Osada et al. [47] reported that apple polyphenol fed rat slightly increased serum tocopherol contents compared with control group. Also, (+)catechin increased the level of α-tocopherol in rats by a mechanism independent of tocopherol-ω-hydroxylase, which is a key enzyme in tocopherol catabolism [48]. Therefore, the metabolites of procyanidins, rather than internal α-tocopherol, may play critical free radical-scavenging roles.

In conclusion, grape seed extracts were effective in increasing CAT and GPx activation in the liver tissue, but not so effective in controlling the formation of lipid peroxides within the liver tissue. Thus it is considered that the activation of GST which mainly participates in drug detoxification influences lipid peroxidation control in the first stage, compared to other antioxidant enzyme activation.
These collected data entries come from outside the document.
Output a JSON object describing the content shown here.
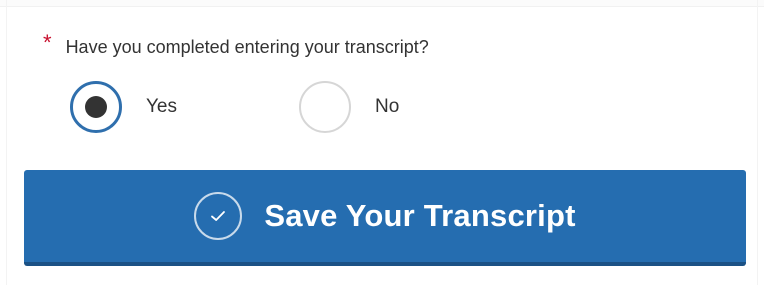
{
  "form": {
    "required_marker": "*",
    "question": "Have you completed entering your transcript?",
    "options": [
      {
        "label": "Yes",
        "selected": true
      },
      {
        "label": "No",
        "selected": false
      }
    ]
  },
  "button": {
    "label": "Save Your Transcript",
    "icon": "check-circle-icon"
  },
  "colors": {
    "primary": "#256db0",
    "required": "#c8102e",
    "radio_selected_border": "#2f6fad",
    "text": "#333333"
  }
}
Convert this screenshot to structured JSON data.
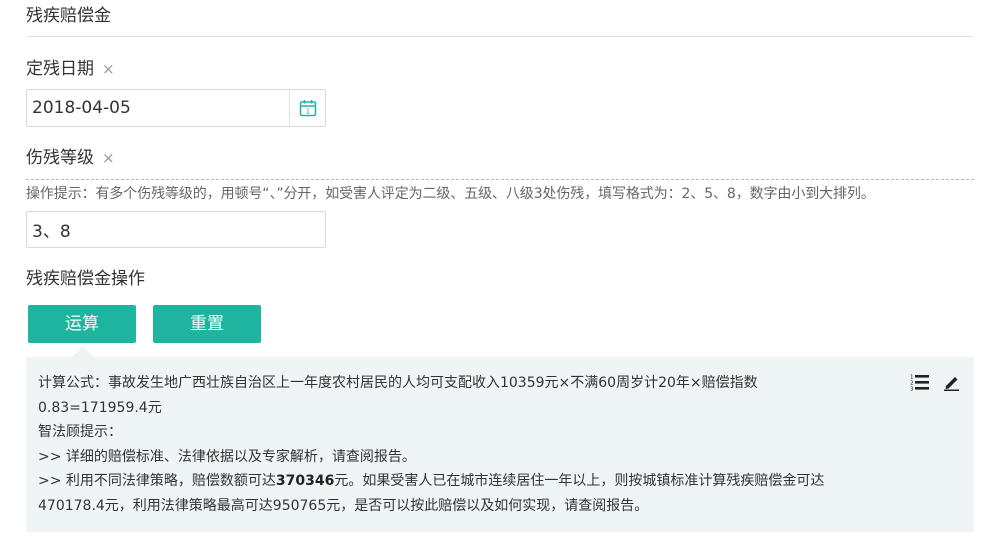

Also, this is the result of not presenting sufficient connection of grape seed extracts to the metabolism of antioxidant enzyme activation, and is considered to be deeply related to the polymerization of proanthocyanidin which exists within the grape seed extract.

Through this study, lipid peroxidation inhibition activity of grape pomace was not identified, but the activation for antioxidant enzyme can play an important role. In the future, MDA (malondialdehyde) formation level of various organ included heart, spleen, kidneys, arteries as well as liver, which is analyzed to be clearly identified on metabolic pathway.